Friday, March 8, 2013

Accessibility

When I was in fourth grade, I read the Chronicles of Narnia. I borrowed them from my teacher, who had all seven books in a paperback box set. Each volume was pretty compact, maybe slightly larger than a smartphone, possibly not even as heavy. Reading C.S. Lewis wasn’t a school assignment, but I wasn’t the only kid in the class who ended up going through the whole series, so it felt like a collective experience; the fact that we were all passing around the same physical books no doubt contributed to that, too. I had been an avid reader before that, but I reckon that Narnia was one of those gateway experiences that led to several of my ongoing addictions, from fantasy trilogies to book collecting. I still have, and presumably always will have, a vast soft spot for Aslan and his subjects.

Last week after I weighed in once again on Stephen King’s Dark Tower, my wife mentioned off-handedly that she might like to check out that magnum opus for herself someday.
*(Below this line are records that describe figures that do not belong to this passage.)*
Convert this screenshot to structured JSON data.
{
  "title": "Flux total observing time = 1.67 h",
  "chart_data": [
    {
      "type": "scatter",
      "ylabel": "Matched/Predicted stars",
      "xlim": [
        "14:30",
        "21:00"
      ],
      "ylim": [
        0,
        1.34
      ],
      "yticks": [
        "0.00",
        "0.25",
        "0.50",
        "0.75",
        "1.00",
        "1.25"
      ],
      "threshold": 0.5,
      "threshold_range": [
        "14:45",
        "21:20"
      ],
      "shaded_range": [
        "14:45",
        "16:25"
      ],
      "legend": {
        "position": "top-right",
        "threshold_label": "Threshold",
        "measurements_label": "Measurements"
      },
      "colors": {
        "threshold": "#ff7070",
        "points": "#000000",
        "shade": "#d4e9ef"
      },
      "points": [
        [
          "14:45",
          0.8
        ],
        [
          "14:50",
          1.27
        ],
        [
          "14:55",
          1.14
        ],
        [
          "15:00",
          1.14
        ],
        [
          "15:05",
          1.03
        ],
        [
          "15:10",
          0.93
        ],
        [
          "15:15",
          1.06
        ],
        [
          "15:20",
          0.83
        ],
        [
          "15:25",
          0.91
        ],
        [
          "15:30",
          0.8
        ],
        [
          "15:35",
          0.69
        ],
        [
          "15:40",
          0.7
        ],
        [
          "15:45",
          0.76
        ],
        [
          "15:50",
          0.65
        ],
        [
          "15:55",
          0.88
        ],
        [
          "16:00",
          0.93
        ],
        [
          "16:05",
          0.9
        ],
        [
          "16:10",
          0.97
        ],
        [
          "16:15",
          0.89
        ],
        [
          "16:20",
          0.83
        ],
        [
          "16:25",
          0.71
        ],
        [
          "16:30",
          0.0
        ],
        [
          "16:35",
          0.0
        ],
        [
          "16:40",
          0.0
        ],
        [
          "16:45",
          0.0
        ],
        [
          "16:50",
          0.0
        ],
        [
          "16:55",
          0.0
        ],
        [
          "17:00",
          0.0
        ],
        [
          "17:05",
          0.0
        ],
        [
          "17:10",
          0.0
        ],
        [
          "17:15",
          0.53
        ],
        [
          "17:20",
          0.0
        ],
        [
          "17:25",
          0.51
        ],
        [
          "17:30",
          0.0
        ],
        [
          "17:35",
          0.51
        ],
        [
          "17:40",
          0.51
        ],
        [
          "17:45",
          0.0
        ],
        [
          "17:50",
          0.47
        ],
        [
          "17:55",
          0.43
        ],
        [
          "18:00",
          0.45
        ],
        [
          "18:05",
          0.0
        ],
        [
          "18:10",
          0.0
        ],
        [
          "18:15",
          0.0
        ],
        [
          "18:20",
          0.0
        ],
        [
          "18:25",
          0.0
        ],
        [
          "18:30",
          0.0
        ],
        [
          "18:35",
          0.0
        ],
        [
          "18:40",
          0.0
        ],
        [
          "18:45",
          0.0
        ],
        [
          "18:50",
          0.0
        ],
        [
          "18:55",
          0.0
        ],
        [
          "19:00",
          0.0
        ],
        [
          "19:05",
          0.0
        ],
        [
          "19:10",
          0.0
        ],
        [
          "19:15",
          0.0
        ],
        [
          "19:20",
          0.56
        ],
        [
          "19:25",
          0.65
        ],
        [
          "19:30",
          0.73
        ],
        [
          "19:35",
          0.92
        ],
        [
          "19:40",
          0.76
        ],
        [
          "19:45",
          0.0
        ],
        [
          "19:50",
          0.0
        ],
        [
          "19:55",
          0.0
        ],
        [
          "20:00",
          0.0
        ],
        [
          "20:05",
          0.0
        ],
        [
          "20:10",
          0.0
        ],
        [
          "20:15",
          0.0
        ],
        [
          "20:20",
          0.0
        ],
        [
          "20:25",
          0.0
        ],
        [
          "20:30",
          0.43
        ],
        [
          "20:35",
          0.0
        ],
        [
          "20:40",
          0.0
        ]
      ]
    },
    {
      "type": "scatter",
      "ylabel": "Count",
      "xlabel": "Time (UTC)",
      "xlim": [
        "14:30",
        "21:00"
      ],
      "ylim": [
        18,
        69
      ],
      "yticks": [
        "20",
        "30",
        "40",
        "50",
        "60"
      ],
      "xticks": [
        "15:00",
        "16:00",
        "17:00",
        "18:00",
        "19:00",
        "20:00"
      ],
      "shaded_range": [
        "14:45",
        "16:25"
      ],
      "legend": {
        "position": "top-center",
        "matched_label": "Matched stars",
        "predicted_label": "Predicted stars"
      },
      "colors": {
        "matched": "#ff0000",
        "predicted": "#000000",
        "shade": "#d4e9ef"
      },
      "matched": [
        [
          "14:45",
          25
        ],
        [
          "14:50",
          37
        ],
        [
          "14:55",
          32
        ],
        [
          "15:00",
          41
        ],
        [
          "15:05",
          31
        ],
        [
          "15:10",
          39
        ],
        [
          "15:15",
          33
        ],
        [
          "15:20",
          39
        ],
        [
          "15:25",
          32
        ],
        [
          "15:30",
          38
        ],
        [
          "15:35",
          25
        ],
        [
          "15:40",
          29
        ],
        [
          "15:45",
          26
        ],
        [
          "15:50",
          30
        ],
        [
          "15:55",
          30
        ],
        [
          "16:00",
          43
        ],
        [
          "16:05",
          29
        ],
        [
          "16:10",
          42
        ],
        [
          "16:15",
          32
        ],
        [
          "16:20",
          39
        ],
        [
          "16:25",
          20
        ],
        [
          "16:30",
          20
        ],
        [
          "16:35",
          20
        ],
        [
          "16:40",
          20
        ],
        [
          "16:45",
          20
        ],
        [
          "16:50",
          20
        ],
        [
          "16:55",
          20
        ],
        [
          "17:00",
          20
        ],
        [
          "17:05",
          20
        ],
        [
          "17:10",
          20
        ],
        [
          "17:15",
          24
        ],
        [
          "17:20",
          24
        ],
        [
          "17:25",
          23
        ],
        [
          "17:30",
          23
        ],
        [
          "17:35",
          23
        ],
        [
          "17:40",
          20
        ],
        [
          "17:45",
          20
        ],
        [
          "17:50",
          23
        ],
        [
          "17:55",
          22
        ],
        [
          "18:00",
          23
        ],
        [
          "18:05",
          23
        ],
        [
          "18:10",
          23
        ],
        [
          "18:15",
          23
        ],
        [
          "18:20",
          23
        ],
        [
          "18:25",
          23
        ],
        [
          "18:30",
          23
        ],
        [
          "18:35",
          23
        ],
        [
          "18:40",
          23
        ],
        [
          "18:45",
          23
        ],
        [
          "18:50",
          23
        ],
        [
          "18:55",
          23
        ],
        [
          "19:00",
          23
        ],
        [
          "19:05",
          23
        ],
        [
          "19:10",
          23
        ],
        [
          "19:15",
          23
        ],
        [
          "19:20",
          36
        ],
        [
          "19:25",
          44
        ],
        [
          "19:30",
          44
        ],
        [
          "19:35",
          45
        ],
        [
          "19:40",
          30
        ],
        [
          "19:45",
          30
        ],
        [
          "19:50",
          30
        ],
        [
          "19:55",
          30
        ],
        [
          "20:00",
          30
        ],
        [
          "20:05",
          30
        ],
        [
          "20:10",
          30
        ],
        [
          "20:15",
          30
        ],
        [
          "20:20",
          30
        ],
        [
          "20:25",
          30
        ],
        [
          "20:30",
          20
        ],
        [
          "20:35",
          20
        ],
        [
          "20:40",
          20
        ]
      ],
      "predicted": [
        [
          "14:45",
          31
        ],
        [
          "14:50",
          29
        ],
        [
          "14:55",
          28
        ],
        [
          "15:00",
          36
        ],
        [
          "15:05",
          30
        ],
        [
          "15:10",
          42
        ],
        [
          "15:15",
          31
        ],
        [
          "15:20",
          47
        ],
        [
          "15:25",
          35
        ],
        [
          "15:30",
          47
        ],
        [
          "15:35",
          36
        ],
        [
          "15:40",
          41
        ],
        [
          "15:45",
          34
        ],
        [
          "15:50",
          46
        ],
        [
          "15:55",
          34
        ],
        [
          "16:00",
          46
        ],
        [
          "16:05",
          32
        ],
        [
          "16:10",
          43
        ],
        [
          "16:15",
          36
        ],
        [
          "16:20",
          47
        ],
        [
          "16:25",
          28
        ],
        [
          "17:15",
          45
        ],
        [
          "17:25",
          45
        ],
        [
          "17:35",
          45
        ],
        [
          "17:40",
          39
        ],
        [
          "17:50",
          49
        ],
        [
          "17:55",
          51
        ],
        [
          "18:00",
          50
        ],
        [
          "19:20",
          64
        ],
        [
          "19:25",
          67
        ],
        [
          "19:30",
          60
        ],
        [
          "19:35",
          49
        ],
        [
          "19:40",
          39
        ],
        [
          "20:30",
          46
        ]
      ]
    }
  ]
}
That would actually make a nice trifecta for me, if you recall the three different series of fantasy novels I resolved to re-read last year: I convinced my wife to read the Kingkiller Chronicles, and now she is anticipating the third and final volume as avidly as I am; I also got my wife hooked on the HBO version of Game of Thrones, and she started reading the Song of Ice and Fire novels they are based on, as well. So to ensnare her in the saga of Roland of Gilead’s ka-tet would round things out prettily.

The snag, though, is one crucial difference between my wife and myself, namely that I love the solid heft of a hardcover book, even a thousand-page doorstop, whereas she finds them intolerably uncomfortable to hold and read. Hence the multiple copies of Kingkiller books in our house, hardbound for me and paperback for her. I could put The Gunslinger in my wife’s hands tonight (or in a short while, as historically the periods where our newborn children have been learning to nurse has always proven to be a good time for my wife to sit quietly and catch up on reading) but it would be my deluxe edition hardcover copy, and that won’t do. Once again, of course, I could just go get second-hand back-up copies. Clearly this is far from an insoluble problem.

But it did get me thinking, about fourth grade, and about how I was the perfect age around then to fall under the spell of Narnia, as were numerous other members of my nine-year-old cohort. And of course our teacher knew that, and it was no accident that she had the box set of the Chronicles in the classroom to begin with. But how many of us would have carried those books home and back again and again if they had taken up the same volume and added the same weight to our backpacks as our math textbooks, instead of slim enough to fit in the seat pockets of our jeans? How many of us would have cracked them open at all with our little pre-adolescent hands?

I don’t often weigh in on the whole e-books versus dead trees debate, because I’m learning to embrace both sides. I admit that I am foolishly enamored of every tactile pleasure of an old-fashioned manuscript, and I take great pleasure in amassing and displaying them. At the same time the numerous benefits and advantages of my Kindle have pretty thoroughly won me over, and I really see no reason not to continue enjoying both for as long as I can, going back and forth between them at will. The only possible control I can have over whether either form persists is continuing to support them both.

Well, almost no reason, but the factor I seem to have overlooked is the social aspect of books and the ability to put them in someone else’s hands and say here, read this. An oversized leatherbound folio of The Hobbit would be a lovely thing, but what would I do if one of my children seemed to be primed to read that story for themselves, right around say third or fourth grade? Do I need to greatly expand my dual-format approach to the home library I’ve appointed myself the keeper of? Or do I need to back off from my hardcover fetish in recognition of the fact that it’s awfully selfish on balance? Or am I once again overthinking something relatively unimportant? (no wait that can’t be right) If it’s the latter, I suppose I’m just selfishly indulging in the freedom to overthink ridiculously minor things just before the new baby comes and all of my voluntary thought processes shut down in survival mode.